China is seen as the biggest influence on North Korea, although the hermit state snubbed Beijing's appeals earlier this month and launched a volley of ballistic missile tests that inflamed the region.
"We have agreed that we will encourage together the resumption of six-party talks," Chinese Foreign Minister Li Zhaoxing said Tuesday after a meeting with his South Korean counterpart Ban Ki-Moon.
"We both feel that we should treasure the consensus reached at the six-party talks. That is, the nuclearisation of the Korean peninsula and its peace and stability. That is the aim of our joint efforts."
The alliance of China and South Korea represents a new strategy in attempts to get communist North Korea to the talks, which was derailed in November after Pyongyang objected to a US-ordered freeze on its bank accounts.
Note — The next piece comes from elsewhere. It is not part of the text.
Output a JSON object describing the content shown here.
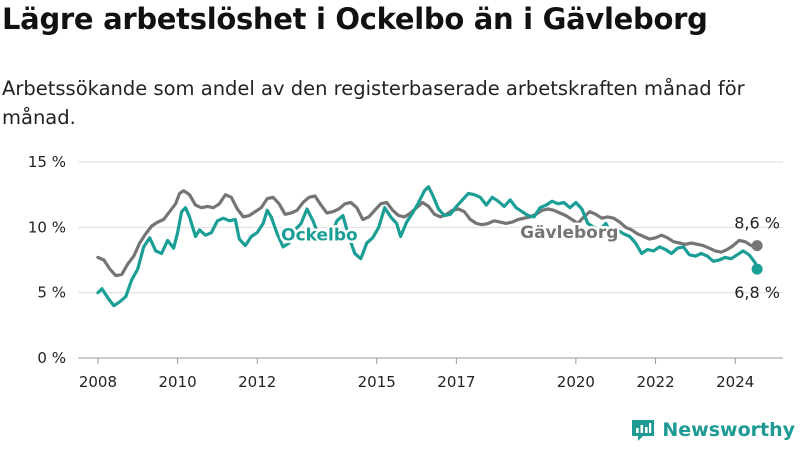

"Even if North Korea launched missiles to create tensions and difficult situations, South Korea and China have closely cooperated to maintain the situation properly," Ban told Li at the meeting.
North Korean Foreign Minister Paek Nam-Sun is scheduled to arrive in Kuala Lumpur on Thursday for the 26-nation ASEAN Regional Forum security meeting the following day.
Both China and South Korea rejected the possibility of going ahead with a five-way discussion without North Korea. The nuclear talks group the two Koreas, China, Japan, the United States and Russia.